O CASO DO ATLETA QUE VEM SER TÉCNICO ILUSTRA BEM O PONTO: a orientação de análise reconhece que competir e treinar exigem conjuntos de habilidades diferentes e, em regra, não estão na mesma área de expertise, mas registra que muitos atletas extraordinários se tornaram técnicos extraordinários. Havendo aclamação recente como atleta e aclamação sustentada como técnico em nível nacional, o oficial pode considerar a totalidade da prova e concluir que treinar está dentro da área de expertise. Quando já se passou tempo bastante para construir reputação como técnico além dos anos de aclamação como atleta, o peso pode recair sobre as conquistas como técnico, até exclusivamente. É raciocínio que se aplica, por analogia, a toda transição de carreira dentro de um mesmo campo.

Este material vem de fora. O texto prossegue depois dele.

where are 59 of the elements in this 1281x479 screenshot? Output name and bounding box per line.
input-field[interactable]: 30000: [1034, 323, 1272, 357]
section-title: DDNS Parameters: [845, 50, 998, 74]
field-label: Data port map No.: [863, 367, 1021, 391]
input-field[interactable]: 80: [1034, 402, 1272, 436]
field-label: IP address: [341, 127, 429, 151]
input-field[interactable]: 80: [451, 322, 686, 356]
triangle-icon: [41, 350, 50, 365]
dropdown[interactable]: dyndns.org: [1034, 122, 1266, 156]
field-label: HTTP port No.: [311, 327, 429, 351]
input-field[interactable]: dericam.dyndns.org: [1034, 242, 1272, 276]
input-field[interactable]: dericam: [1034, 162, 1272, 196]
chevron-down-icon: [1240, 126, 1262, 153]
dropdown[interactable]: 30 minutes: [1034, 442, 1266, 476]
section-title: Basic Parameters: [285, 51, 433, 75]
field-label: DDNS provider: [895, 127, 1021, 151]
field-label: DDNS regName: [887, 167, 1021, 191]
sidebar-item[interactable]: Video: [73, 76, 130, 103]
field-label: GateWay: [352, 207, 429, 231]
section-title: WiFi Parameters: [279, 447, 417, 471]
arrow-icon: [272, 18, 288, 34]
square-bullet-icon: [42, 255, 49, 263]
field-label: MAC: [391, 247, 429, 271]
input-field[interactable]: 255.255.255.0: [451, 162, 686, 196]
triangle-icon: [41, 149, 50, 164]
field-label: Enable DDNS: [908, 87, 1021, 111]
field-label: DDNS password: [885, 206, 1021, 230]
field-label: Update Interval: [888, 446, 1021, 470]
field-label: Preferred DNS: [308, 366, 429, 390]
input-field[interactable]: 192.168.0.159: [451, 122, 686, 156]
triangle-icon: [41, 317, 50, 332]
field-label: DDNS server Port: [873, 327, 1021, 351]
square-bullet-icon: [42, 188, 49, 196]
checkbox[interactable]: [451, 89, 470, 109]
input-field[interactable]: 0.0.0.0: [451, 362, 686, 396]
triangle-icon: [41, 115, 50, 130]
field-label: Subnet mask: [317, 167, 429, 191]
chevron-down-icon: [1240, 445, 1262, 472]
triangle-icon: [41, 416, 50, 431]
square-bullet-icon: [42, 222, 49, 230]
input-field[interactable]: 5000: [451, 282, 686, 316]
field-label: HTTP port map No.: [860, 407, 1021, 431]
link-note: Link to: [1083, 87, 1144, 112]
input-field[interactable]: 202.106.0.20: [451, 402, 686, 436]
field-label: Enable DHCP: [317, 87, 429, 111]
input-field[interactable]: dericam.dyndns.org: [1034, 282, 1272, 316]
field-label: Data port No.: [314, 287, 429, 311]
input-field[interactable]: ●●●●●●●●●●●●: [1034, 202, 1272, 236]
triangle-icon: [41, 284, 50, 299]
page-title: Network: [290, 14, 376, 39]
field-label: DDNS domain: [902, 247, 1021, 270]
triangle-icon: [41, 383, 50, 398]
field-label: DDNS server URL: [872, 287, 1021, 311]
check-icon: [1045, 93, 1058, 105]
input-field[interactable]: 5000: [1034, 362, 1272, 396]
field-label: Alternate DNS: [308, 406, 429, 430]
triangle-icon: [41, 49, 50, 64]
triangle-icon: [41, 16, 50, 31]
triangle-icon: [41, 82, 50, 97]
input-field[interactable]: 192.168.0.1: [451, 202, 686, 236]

As cartas de apoio, e o seu limite

Quase toda petição de EB-1A traz cartas. Elas têm peso, mas a orientação de análise é clara ao dizer que não devem ser a pedra angular do pedido: o que as testemunhas afirmam precisa estar corroborado por prova documental nos autos. Carta que apenas repete as definições da categoria, ou que faz elogio expansivo sem fato verificável, em geral não persuade.

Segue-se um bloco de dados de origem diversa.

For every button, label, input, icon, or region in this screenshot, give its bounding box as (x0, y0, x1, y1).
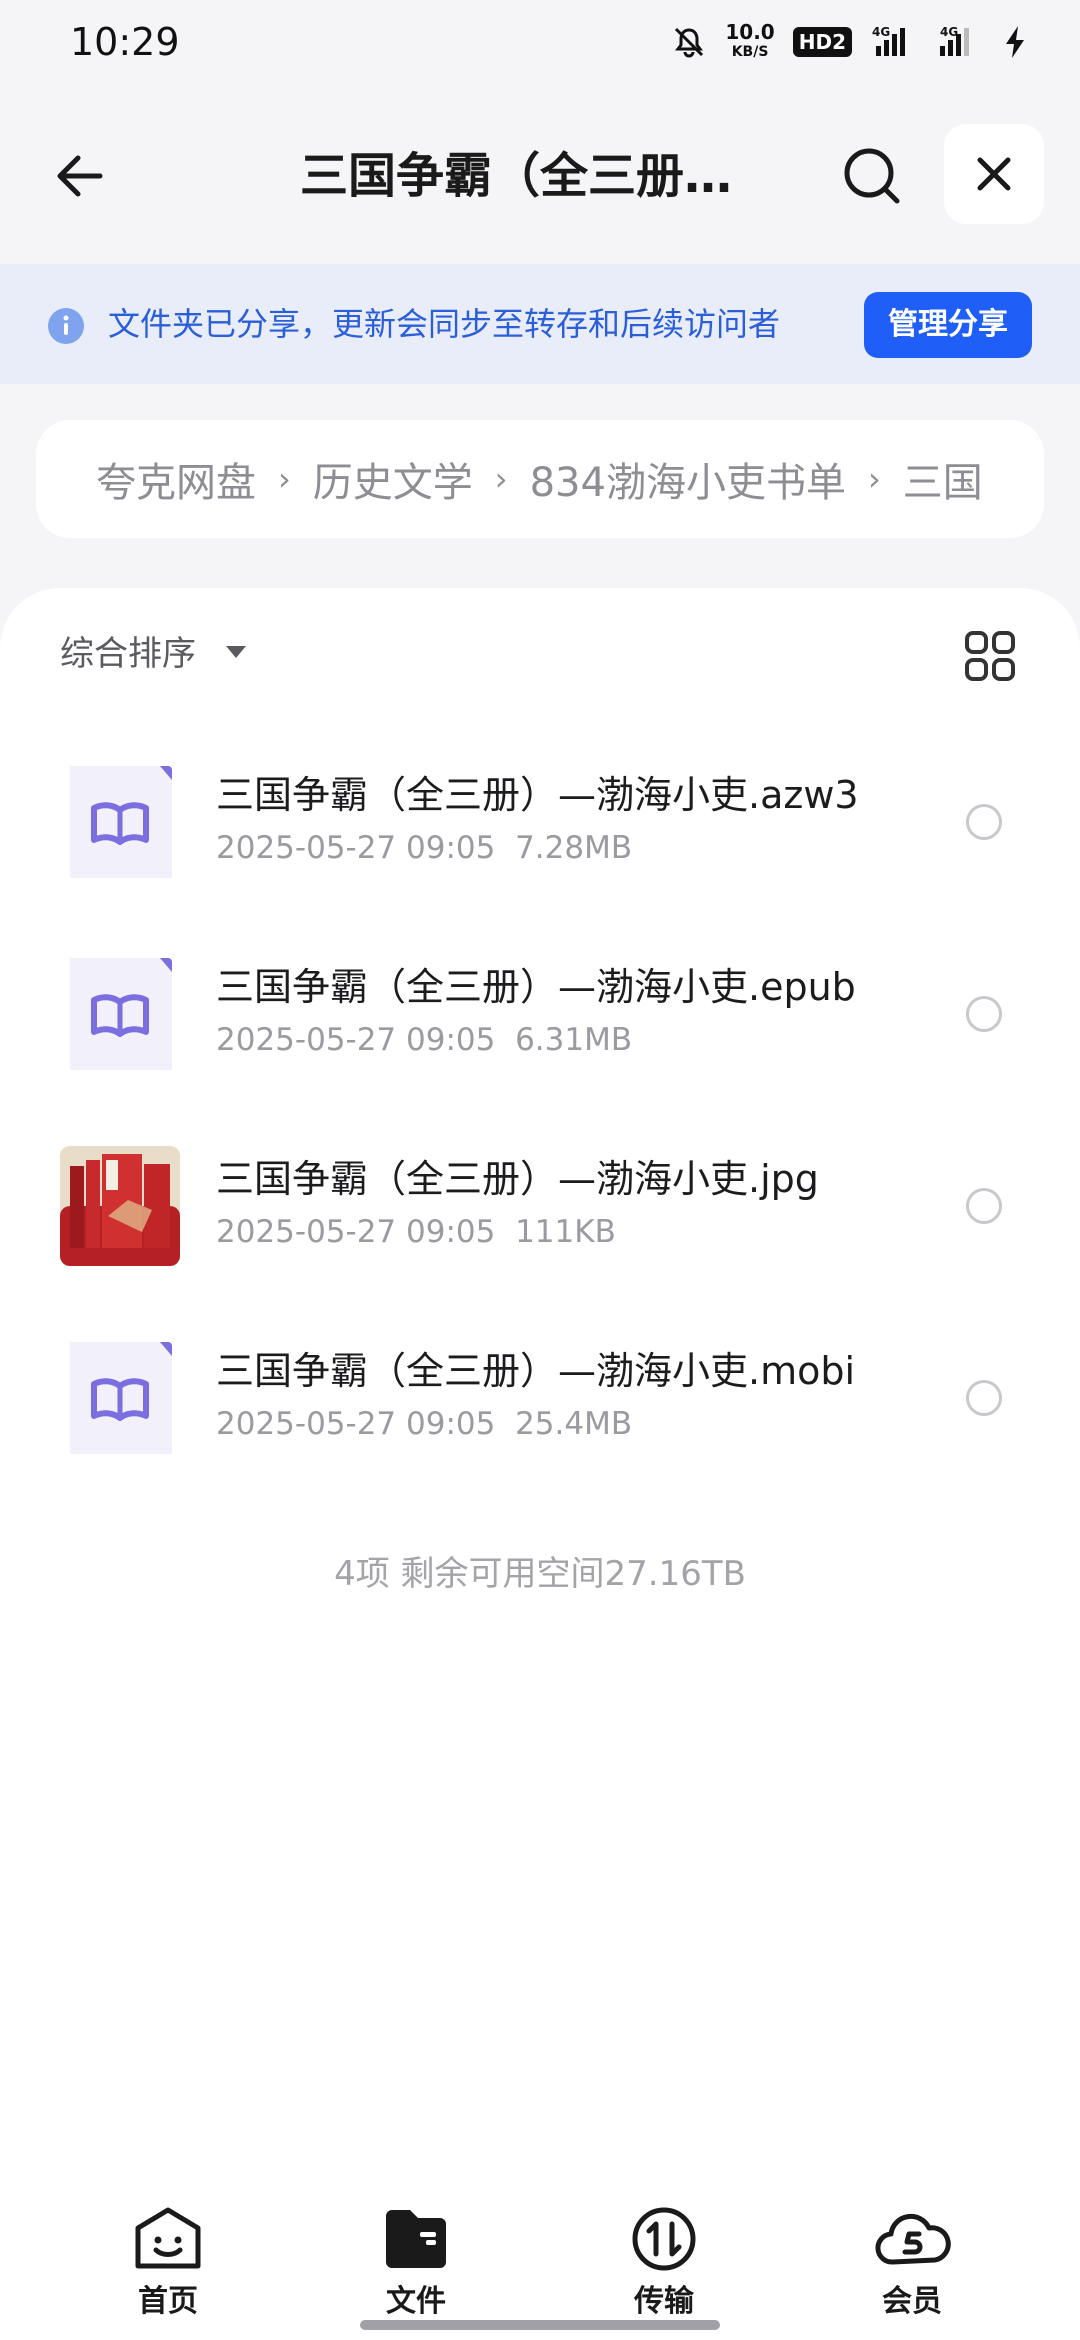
net-speed: 10.0 KB/S (725, 20, 775, 60)
file-size: 25.4MB (515, 1406, 633, 1442)
nav-item-files[interactable]: 文件 (356, 2206, 476, 2326)
nav-item-member[interactable]: 会员 (852, 2206, 972, 2326)
nav-label: 传输 (634, 2284, 694, 2319)
signal-icon: 4G (872, 25, 905, 56)
bottom-nav: 首页 文件 传输 会员 (0, 2188, 1080, 2340)
charging-icon (1006, 26, 1024, 58)
file-meta: 2025-05-27 09:05 111KB (216, 1212, 616, 1252)
file-list-panel: 综合排序 三国争霸（全三册）—渤海小吏.azw3 2025-05-27 09:0… (0, 588, 1080, 2188)
nav-label: 文件 (386, 2284, 446, 2319)
transfer-icon (632, 2207, 696, 2271)
file-size: 7.28MB (515, 830, 633, 866)
share-banner: 文件夹已分享，更新会同步至转存和后续访问者 管理分享 (0, 264, 1080, 384)
home-indicator[interactable] (360, 2320, 720, 2330)
ebook-file-icon (70, 958, 172, 1070)
svg-text:4G: 4G (940, 25, 958, 39)
info-icon (48, 308, 84, 344)
status-bar: 10:29 10.0 KB/S HD2 4G 4G (0, 0, 1080, 84)
nav-label: 首页 (138, 2284, 198, 2319)
file-meta: 2025-05-27 09:05 6.31MB (216, 1020, 632, 1060)
breadcrumb: 夸克网盘 › 历史文学 › 834渤海小吏书单 › 三国 (36, 420, 1044, 538)
file-row[interactable]: 三国争霸（全三册）—渤海小吏.azw3 2025-05-27 09:05 7.2… (0, 738, 1080, 928)
header: 三国争霸（全三册… (0, 120, 1080, 230)
breadcrumb-item-history[interactable]: 历史文学 (313, 450, 473, 508)
hd-badge: HD2 (792, 27, 852, 57)
signal-icon-2: 4G (940, 25, 969, 56)
file-row[interactable]: 三国争霸（全三册）—渤海小吏.mobi 2025-05-27 09:05 25.… (0, 1314, 1080, 1504)
select-radio[interactable] (966, 996, 1002, 1032)
chevron-right-icon: › (494, 460, 508, 498)
nav-item-transfer[interactable]: 传输 (604, 2206, 724, 2326)
member-cloud-icon (875, 2213, 951, 2265)
smile-face-icon (135, 2207, 201, 2269)
file-date: 2025-05-27 09:05 (216, 1406, 496, 1442)
back-button[interactable] (48, 144, 112, 208)
select-radio[interactable] (966, 1188, 1002, 1224)
svg-text:4G: 4G (872, 25, 890, 39)
chevron-right-icon: › (278, 460, 291, 498)
file-meta: 2025-05-27 09:05 25.4MB (216, 1404, 632, 1444)
search-icon (844, 148, 900, 204)
storage-summary: 4项 剩余可用空间27.16TB (334, 1554, 746, 1594)
nav-label: 会员 (882, 2284, 942, 2319)
chevron-right-icon: › (867, 460, 881, 498)
nav-item-home[interactable]: 首页 (108, 2206, 228, 2326)
breadcrumb-item-root[interactable]: 夸克网盘 (96, 450, 256, 508)
select-radio[interactable] (966, 1380, 1002, 1416)
file-name: 三国争霸（全三册）—渤海小吏.mobi (216, 1349, 856, 1393)
file-size: 111KB (515, 1214, 616, 1250)
file-date: 2025-05-27 09:05 (216, 830, 496, 866)
breadcrumb-item-current[interactable]: 三国 (903, 450, 983, 508)
search-button[interactable] (838, 142, 906, 210)
page-title: 三国争霸（全三册… (300, 148, 733, 204)
ebook-file-icon (70, 766, 172, 878)
file-size: 6.31MB (515, 1022, 633, 1058)
file-name: 三国争霸（全三册）—渤海小吏.epub (216, 965, 856, 1009)
file-date: 2025-05-27 09:05 (216, 1214, 496, 1250)
close-button[interactable] (944, 124, 1044, 224)
file-date: 2025-05-27 09:05 (216, 1022, 496, 1058)
close-icon (977, 157, 1011, 191)
file-name: 三国争霸（全三册）—渤海小吏.azw3 (216, 773, 859, 817)
file-row[interactable]: 三国争霸（全三册）—渤海小吏.epub 2025-05-27 09:05 6.3… (0, 930, 1080, 1120)
arrow-left-icon (57, 155, 103, 197)
manage-share-button[interactable]: 管理分享 (864, 292, 1032, 358)
share-status-text: 文件夹已分享，更新会同步至转存和后续访问者 (108, 305, 781, 343)
ebook-file-icon (70, 1342, 172, 1454)
select-radio[interactable] (966, 804, 1002, 840)
caret-down-icon (226, 646, 246, 658)
folder-icon (386, 2210, 446, 2268)
grid-view-icon[interactable] (964, 630, 1016, 682)
mute-bell-icon (675, 27, 704, 58)
file-row[interactable]: 三国争霸（全三册）—渤海小吏.jpg 2025-05-27 09:05 111K… (0, 1122, 1080, 1312)
breadcrumb-item-booklist[interactable]: 834渤海小吏书单 (530, 450, 846, 508)
image-thumbnail (60, 1146, 180, 1266)
status-time: 10:29 (70, 20, 180, 64)
sort-dropdown[interactable]: 综合排序 (60, 634, 196, 674)
file-name: 三国争霸（全三册）—渤海小吏.jpg (216, 1157, 819, 1201)
status-icons: 10.0 KB/S HD2 4G 4G (671, 22, 1034, 62)
file-meta: 2025-05-27 09:05 7.28MB (216, 828, 632, 868)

A relação entre quem escreve e quem é descrito também pesa, e há uma frase da orientação que vale ter em mente ao escolher os signatários: espera-se que quem alcançou aclamação nacional ou internacional sustentada tenha reconhecimento bem além do círculo de seus conhecidos pessoais e profissionais. Cartas que, no máximo, indicam que o requerente é figura competente e respeitada na área são consideradas, mas não demonstram habilidade extraordinária.

QUEM JÁ TEVE O-1 APROVADO: a aprovação anterior de uma petição de O-1 é consideração relevante e pode indicar elegibilidade, mas não é determinante. As exigências de prova são parecidas, e por isso a orientação recomenda que, ao negar, o oficial explique brevemente por que, apesar do O-1, o peticionário não cumpriu o ônus na categoria de imigrante. Ter tido O-1 é um bom começo, e não uma garantia.

Onde os casos costumam falhar

Base normativa

Conteúdo conferido em 22 de agosto de 2026 no 8 C.F.R. § 204.5, lido na íntegra, e nos capítulos 1 e 2 da parte F do volume 6 do USCIS Policy Manual, também lidos na íntegra, com as respectivas notas de rodapé. Critérios e prática de análise podem mudar por regra ou por atualização do Policy Manual.

Conteúdo informativo, de caráter geral, que não constitui aconselhamento jurídico nem cria relação advogado-cliente. Regras de imigração mudam com frequência e podem ser suspensas por decisão judicial. Antes de agir, confirme a vigência da norma e consulte advogado sobre o seu caso.